Point Reyes Light: Appalling hubris of a young editor (OR Take this internship and shove it right up your ass)
May 1, 2006 | Category: Uncategorized
Students at the UC Berkeley Graduate School of Journalism bristled after receiving the following from Robert Plotkin, a 2003 graduate of the Columbia Journalism School and owner/editor of the Point Reyes Light. Plotkin bought the PRL from the respected Dave Mitchell last November and was coming to the school “to interview for interns who intend on becoming the next Orwell, Kapuscinski or Didion”:
In the last 20 years, family owned newspapers have been gobbled by Media conglomerates, which have fired reporters and editors in order to attain piggish profit margins. Journalists are forced to report two stories from the desk rather than one from the field. Wire stories fill the papers – and circulation drops. In response to declining readership, newspapers fire more reporters and further diminish their product, leading to further loss in readership. It is a vicious cycle that can only be broken by a revolution in journalistic quality. To that end, I have purchased the Pulitzer-Prize-winning Point Reyes Light, a paper that is already considered the best small newspaper in the country. But I am in the process of selecting the Magnificent Seven; five literary journalists and two Magnum quality photojournalists that will be the revolutionary vanguard of editorial quality. Every scene piece will be of Talk Of The Town quality. Every story dense with information will be written with the sophistication and wit of the Economist. Every photograph will capture what Henri Cartier-Bresson called, “The decisive moment.” We will serve as a model of what a newspaper can be, so that others may learn from our example.
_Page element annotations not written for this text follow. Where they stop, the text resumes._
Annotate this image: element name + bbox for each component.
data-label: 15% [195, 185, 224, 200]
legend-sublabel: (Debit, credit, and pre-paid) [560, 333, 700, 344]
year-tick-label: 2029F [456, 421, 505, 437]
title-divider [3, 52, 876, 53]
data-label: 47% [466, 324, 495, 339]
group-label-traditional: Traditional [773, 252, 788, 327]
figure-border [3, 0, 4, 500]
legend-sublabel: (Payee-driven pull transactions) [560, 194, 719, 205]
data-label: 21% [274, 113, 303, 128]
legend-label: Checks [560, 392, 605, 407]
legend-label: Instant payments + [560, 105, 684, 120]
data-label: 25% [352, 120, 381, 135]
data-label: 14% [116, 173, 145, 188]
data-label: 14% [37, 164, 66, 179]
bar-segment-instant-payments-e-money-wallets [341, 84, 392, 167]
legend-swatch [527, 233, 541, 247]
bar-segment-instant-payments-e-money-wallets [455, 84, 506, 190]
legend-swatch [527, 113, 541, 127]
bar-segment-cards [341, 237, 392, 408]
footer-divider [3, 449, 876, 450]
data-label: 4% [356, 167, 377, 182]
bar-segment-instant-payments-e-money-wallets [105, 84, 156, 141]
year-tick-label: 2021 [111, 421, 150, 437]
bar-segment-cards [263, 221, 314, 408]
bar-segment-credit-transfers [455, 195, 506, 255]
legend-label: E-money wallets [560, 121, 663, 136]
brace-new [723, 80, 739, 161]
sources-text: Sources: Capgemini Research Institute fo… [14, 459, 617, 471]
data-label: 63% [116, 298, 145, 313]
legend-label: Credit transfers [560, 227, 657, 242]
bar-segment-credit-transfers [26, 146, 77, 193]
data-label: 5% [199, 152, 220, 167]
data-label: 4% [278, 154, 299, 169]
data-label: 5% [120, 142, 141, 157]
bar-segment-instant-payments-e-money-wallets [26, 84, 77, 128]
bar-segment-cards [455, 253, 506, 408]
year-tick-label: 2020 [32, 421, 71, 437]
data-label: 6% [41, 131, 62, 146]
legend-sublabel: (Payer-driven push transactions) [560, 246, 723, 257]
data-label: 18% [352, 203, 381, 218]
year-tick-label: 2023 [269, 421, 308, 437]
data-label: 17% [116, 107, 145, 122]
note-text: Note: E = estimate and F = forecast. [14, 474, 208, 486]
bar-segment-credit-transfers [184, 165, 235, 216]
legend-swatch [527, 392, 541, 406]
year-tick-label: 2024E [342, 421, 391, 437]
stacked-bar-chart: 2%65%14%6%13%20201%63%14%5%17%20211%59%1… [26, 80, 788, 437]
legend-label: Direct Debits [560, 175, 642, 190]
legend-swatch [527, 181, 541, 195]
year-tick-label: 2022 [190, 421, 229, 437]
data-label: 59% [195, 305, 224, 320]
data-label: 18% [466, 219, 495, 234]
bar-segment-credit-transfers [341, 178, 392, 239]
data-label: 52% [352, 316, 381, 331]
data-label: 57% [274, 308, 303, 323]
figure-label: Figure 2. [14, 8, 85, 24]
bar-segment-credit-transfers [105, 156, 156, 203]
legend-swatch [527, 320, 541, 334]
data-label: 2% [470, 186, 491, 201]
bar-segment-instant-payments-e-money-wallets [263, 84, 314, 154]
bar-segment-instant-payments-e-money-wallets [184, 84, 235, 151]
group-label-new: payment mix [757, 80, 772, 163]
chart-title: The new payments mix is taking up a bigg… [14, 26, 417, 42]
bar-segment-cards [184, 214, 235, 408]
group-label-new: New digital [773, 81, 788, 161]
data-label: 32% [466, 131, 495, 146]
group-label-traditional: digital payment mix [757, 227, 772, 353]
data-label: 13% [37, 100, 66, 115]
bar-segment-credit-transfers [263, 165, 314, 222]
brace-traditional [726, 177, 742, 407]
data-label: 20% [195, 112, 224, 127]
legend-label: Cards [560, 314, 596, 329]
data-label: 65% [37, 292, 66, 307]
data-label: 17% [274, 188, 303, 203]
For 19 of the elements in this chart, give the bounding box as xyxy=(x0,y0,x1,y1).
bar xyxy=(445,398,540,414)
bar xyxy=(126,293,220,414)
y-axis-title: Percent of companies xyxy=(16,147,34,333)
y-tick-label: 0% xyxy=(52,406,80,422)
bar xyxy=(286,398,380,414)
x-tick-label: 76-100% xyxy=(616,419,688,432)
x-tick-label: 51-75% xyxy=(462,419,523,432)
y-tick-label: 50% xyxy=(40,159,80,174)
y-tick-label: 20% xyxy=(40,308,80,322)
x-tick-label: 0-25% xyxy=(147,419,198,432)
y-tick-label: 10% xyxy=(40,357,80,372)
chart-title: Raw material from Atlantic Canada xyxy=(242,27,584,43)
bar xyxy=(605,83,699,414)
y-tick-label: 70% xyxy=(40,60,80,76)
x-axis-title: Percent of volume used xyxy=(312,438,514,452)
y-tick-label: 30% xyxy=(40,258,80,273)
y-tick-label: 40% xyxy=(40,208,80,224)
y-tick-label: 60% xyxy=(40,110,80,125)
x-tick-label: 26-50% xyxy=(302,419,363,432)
So far, nothing intolerably offensive. Delusional, certainly, but otherwise harmless. Then it continues..
In the past ten days, I have lectured and recruited at the finest journalism schools in the country: NYU, Columbia, Medill, Missouri and now I am coming to Berkeley. Because the Point Reyes Light is famously insolvent, the internships are full-time and unpaid. But there is a decent chance that at least one paid position will be available at the conclusion of the internship. Let the meritocratic cream rise to the top.
One student jokingly called for a boycott of Plotkin’s recruitment visit the following day. To my knowledge, nobody went to meet him. The issue? Not his youth, not his credentials from a rival school, not even his legal scrap with the beloved Mitchell (who is, after all, beloved only in the relatively small circle comprising Point Reyes residents and older Bay Area journalists, and who probably barely nudges the Richter at the journalism school). Rather, it was trifecta of calling for New Yorker-quality articles and Magnum-quality photos, having the audacity to ask for them for free, and then—icing—to use so exhausted a cliche as the “cream = merit” metaphor in an anemic attempt to whip potential interns into competition for a paying position at his reportedly much-diminished newspaper.
What I have to say to Mr. Plotkin: If you truly believe, as you profess to, in the need for a revolution in American journalism, you might start with the less-than-revolutionary step of paying your interns from the get go. [NOTE: According to Yahoo! Real Estate, Point Reyes Station has a cost of living index of 261.7, more than twice the national average of 99.52.] Any graduate of Columbia should well understand what an insidious collusion between journalism schools and media organizations the unpaid internship is, and should also understand the frustration of working in an industry that increasingly requires its new members to suffer multiple rounds of the internship gauntlet before landing an actual job. A master’s degree in journalism from Berkeley costs over $20,000, not including incidentals like rent. We may be fools for getting the degree in the first place, but we are, most of us, well meaning fools. We want to do the good work. We also want to eat.
But perhaps Mr. Plotkin just can’t sympathize. If he has enough to purchase an newspaper at the age of 35, then he probably doesn’t have to worry about loan repayment. On the other hand, he probably also has enough to kick us students of the “finest journalism schools” a hundred bucks a week to cover the cost of commuting to his pretty little community so we can supply him with his Pulitzer-worthy material.
[NOTE: This post was previously published several days ago. By stroke of idiocy on the part of the owner of this site, the original was deleted, along with two comments—one that claimed to be from a sympathetic staffer at the Point Reyes Light and one from a former staffer challenging Plotkin's claims of the newspaper's "famous" insolvency, with additional revelation that its interns were, once upon a time, paid. I've republished the post in its entirety, minus a little photo of Plotkin, and humbly invite those who commented on it to comment again. Apologies for the mix-up.]